Dalam perspektif semiotika, kata-kata adalah rantai penanda. Apabila di dalam praktik bahasa, rantai penandaan terputus, maka terjadi gangguan dalam proses reproduksi bahasa, sehingga menghasilkan apa yang disebut Jacques Lacan sebagai ”bahasa skizofrenia” (Lacan, 2002). Artinya apabila seseorang terputus dari ujaran kata-katanya dengan dunia realitas yang direpresentasikannya lewat kata-kata sehingga menciptakan tumpang tindih dan inkonsistensi makna, maka disanalah letaknya skizofrenia.

Akan tetapi, sebagai sebuah tanda, kata-kata tidak hanya sekedar teks melainkan juga konteks. Konteks yang menunjuk pada sebuah keteraturan tertentu pada system komunikasi. Kata-kata dalam komunikasi manusia menjadi menarik karena justeru dinamikanya dapat membuka selubung eksistensi yang dimiliki manusia. sebagai tanda dari tindakan bahasa, kata-kata tidak bisa dianggap sebelah mata dalam kajian psikologis.
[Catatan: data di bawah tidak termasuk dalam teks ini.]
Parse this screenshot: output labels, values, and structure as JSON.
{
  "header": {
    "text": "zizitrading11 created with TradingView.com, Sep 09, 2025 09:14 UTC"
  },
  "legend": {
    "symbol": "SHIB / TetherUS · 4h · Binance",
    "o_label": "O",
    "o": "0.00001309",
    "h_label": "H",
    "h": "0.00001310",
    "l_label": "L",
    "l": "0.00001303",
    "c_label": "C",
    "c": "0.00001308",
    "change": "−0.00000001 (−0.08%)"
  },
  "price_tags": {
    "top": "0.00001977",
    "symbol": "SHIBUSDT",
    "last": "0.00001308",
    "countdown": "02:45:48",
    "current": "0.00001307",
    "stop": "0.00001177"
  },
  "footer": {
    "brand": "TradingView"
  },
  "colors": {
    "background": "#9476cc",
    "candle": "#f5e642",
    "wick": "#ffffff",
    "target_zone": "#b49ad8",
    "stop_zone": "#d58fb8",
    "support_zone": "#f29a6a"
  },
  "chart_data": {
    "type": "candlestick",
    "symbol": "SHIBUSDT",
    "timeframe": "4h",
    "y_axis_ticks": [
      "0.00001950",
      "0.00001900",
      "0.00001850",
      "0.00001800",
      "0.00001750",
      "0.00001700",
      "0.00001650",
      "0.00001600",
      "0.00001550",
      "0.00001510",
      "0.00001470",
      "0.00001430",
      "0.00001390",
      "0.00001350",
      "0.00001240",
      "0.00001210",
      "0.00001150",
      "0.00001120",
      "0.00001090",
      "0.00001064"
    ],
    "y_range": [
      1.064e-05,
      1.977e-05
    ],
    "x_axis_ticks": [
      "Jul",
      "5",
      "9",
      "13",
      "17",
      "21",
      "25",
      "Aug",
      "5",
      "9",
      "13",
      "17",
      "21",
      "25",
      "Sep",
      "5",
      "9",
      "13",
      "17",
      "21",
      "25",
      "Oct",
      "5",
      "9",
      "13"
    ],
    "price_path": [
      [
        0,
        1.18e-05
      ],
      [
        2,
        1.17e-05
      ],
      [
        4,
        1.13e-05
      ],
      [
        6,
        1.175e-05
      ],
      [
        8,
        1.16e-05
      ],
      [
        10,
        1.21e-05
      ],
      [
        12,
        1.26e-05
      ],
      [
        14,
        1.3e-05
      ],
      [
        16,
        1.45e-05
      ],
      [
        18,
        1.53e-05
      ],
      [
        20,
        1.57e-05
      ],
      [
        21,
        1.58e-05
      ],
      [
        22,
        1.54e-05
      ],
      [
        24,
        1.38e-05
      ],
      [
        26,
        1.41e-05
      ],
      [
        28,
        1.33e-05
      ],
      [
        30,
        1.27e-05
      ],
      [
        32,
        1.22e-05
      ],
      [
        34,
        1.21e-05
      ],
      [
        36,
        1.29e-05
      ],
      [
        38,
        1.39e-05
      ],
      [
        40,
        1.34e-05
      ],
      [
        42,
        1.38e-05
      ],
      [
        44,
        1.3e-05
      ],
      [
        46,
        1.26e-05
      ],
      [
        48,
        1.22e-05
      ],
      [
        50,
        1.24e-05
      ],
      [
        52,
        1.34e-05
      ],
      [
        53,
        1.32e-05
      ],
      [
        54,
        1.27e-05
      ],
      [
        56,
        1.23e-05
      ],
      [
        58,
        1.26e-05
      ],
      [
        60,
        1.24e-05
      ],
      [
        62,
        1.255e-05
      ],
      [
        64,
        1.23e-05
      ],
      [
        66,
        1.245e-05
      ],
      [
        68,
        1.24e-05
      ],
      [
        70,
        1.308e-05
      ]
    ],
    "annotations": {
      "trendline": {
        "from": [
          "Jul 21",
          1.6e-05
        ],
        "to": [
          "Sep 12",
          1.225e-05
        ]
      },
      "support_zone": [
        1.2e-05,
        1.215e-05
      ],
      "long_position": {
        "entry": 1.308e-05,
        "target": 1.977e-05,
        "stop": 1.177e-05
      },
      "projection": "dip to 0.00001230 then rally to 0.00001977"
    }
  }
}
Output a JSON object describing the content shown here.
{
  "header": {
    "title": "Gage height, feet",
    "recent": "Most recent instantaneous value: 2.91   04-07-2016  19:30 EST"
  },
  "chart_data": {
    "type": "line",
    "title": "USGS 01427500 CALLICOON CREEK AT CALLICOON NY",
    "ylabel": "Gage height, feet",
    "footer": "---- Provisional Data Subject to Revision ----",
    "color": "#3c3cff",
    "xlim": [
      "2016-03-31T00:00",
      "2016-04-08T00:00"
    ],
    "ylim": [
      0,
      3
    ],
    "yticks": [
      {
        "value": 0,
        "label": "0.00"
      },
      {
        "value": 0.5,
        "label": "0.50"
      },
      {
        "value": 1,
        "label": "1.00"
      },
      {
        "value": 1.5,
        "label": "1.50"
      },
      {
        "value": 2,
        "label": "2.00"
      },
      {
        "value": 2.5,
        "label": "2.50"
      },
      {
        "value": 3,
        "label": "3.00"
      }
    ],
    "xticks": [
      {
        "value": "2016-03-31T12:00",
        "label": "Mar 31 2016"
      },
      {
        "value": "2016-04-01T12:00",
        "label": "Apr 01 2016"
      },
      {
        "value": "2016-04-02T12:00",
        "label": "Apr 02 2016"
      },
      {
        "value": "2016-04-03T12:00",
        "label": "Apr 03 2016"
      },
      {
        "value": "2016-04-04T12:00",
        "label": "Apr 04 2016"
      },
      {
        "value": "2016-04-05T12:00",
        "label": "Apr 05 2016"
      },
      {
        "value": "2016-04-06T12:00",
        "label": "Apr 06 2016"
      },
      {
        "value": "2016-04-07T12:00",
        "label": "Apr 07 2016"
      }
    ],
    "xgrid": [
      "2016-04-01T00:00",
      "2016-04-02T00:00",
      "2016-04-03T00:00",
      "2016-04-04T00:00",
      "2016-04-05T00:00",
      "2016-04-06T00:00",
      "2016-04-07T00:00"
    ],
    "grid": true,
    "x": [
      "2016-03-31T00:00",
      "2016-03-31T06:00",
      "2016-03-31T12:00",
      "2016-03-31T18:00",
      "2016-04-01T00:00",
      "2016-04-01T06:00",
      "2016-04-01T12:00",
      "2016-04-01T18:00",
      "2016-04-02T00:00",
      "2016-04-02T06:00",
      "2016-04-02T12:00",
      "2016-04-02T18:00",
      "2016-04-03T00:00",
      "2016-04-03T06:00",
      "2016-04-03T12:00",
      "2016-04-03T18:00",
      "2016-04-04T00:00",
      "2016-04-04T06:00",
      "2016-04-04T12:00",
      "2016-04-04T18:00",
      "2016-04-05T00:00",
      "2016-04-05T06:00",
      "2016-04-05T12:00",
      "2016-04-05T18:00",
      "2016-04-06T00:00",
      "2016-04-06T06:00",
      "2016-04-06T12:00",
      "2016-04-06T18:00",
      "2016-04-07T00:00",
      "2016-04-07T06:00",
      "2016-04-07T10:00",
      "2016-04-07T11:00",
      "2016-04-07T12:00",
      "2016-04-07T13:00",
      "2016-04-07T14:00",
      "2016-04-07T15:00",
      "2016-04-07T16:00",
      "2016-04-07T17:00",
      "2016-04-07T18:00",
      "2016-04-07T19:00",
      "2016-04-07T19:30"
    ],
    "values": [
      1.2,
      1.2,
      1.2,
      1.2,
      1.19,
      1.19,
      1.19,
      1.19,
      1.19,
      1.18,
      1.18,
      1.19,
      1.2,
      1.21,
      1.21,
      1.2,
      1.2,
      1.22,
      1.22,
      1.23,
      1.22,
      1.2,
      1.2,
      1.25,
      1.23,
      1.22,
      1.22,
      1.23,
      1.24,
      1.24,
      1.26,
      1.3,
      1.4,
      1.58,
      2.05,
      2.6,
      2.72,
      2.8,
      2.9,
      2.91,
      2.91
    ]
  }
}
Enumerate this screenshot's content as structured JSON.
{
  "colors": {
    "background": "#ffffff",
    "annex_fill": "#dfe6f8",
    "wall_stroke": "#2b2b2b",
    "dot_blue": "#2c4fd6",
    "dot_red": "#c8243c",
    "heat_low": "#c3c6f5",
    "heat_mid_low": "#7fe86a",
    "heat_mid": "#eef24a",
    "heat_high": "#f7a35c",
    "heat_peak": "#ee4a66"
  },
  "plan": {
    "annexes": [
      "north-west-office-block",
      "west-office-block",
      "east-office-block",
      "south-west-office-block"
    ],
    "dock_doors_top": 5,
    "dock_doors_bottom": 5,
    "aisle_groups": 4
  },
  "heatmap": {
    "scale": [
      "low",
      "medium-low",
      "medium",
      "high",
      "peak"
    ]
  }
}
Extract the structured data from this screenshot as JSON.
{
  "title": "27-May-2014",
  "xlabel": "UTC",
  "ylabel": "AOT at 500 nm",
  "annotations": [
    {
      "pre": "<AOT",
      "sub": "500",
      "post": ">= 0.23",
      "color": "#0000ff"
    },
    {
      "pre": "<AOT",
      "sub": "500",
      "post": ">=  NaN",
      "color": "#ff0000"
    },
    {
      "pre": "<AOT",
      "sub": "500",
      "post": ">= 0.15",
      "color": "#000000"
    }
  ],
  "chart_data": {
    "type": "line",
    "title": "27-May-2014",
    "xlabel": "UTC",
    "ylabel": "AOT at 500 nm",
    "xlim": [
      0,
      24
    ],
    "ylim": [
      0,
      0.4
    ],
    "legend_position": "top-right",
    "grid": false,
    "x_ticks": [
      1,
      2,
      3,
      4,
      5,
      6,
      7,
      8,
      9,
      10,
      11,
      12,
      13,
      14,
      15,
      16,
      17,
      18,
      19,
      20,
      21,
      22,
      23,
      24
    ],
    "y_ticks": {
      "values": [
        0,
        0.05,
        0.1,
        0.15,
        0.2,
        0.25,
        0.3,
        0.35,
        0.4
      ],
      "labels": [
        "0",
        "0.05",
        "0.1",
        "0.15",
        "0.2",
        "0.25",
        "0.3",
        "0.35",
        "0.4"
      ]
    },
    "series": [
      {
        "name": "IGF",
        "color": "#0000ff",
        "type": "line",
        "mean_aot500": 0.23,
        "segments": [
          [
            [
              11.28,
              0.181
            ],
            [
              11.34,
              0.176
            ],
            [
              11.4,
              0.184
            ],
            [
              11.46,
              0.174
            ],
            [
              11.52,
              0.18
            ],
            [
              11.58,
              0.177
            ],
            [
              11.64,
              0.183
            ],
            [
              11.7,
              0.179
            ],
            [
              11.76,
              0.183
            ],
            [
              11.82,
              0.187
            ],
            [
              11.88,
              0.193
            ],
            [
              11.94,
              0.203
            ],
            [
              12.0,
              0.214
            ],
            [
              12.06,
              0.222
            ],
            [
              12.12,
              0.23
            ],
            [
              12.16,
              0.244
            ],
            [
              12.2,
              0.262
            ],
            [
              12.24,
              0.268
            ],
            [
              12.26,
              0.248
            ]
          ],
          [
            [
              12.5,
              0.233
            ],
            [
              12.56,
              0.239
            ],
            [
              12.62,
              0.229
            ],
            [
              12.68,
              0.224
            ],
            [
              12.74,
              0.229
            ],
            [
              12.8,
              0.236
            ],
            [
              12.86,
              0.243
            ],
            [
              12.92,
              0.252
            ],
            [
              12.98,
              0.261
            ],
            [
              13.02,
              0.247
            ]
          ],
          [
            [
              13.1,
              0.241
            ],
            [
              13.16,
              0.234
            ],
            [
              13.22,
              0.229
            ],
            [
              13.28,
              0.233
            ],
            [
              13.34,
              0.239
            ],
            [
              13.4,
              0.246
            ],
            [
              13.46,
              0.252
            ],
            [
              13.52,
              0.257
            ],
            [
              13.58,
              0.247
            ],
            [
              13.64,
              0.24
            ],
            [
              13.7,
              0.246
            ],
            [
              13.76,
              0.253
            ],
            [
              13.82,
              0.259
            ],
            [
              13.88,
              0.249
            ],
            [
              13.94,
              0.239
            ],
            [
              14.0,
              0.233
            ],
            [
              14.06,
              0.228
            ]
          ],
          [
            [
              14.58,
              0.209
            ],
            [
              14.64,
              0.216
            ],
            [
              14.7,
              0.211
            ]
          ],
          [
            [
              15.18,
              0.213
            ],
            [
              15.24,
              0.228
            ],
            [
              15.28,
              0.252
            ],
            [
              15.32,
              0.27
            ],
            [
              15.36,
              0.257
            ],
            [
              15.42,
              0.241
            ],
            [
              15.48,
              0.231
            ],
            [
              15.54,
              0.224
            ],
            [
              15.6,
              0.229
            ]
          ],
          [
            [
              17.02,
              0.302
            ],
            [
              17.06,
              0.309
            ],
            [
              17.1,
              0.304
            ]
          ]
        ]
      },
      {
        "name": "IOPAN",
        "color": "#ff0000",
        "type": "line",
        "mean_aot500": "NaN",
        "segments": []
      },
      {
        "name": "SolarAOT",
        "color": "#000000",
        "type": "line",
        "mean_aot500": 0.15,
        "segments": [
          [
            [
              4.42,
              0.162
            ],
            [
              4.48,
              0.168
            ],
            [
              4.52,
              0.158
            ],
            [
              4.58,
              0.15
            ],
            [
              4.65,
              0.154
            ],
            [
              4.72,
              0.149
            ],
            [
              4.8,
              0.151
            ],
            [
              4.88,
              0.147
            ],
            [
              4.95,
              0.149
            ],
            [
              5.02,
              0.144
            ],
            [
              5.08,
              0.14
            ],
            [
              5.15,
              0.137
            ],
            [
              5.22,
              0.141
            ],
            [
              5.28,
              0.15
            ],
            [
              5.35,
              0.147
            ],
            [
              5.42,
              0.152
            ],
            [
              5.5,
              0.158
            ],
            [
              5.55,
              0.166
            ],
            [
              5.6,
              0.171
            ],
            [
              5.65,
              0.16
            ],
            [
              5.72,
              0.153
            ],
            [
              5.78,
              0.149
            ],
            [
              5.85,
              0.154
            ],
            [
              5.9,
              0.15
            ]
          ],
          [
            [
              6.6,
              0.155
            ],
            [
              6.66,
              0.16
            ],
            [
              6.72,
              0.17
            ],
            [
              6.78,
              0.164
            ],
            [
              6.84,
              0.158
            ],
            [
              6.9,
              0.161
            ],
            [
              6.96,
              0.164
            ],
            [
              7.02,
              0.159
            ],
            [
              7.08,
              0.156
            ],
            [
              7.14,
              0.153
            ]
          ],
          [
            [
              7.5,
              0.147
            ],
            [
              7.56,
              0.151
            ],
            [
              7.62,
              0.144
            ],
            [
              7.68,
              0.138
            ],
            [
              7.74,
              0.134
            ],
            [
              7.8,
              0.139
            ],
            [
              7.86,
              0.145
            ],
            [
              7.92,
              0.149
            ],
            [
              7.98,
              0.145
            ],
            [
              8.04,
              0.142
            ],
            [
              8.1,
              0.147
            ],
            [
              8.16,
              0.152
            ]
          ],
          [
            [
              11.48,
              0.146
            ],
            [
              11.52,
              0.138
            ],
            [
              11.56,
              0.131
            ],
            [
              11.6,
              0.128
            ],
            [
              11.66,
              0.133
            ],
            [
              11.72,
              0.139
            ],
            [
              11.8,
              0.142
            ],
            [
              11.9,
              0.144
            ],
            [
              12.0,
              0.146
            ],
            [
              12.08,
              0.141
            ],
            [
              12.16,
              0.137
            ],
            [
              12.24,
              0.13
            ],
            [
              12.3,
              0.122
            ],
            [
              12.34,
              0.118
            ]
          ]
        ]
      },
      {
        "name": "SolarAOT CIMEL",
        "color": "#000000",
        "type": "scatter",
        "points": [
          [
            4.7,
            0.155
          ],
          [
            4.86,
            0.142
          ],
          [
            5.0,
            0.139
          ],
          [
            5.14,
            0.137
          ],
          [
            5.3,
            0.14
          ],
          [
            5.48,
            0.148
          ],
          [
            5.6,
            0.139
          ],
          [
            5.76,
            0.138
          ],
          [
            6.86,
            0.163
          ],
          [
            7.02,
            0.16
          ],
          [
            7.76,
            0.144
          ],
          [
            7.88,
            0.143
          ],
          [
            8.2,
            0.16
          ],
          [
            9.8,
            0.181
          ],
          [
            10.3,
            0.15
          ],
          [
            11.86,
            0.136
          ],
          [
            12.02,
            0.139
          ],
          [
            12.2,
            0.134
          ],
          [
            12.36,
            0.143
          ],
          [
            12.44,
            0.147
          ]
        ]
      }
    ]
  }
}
Kata-kata mewakili gagasan si penutur, juga dapat menghantarkan seseorang pada konsep masa depan maupun masa lalu. Kata-kata tidak bisa dipahami sebagai nilai itu sendiri, namun kata-kata sangat dibutuhkan untuk memahami penghayatan akan nilai-nilai yang diwakilinya. Kata-kata, apabila diterapkan pada tanda-tanda bahasa, maka huruf, kata, kalimat, tidak memiliki arti pada dirinya sendiri. Tanda-tanda itu hanya mengemban arti (significant) dalam kaitannya dengan pembacanya.

 

Poin penting dari kata-kata sebagai tindakan bahasa adalah bahwa dengan Kata-kata setiap individu terkoneksi dengan yang lainnya dalam keterlemparannya di dunia. Kata-kata menghubungkan individu satu dengan individu lainnya di dunia, baik antar individu, individu dengan kelompok atau sebaliknya, maupun antar kelompok. Tanpa adanya hubungan sedemikian, kata-kata menjadi tidak bermakna. Sebagai tindakan bahasa, kata-kata adalah kunci dari komunikasi manusia. Dengan demikian, kata-kata bisa dipahami sebagai tindakan bahasa. Maka berkata-katalah, karena dengan berkata-kata eksistensimu terpenuhi, dianggap, dibentuk dan membentuk diri sendiri.

 

 

Referensi:

 

Heidegger, M. (1962). Being and Time (terjemahan. John Macquarrie & Edward Robinson). New York: Harper & Row Publishers.

Lacan, J. (2002). Critical Evaluations in Cultural Theory. Britania Raya US Kingdom: Routledge.

Muhtadi, A. S. (2018). Etika Komunikasi Organisasi; Filosofi, Konsep dan Aplikasi. Bandung: Pusat Penelitian dan Penerbitan LPPM UIN Sunan Gunung Djati.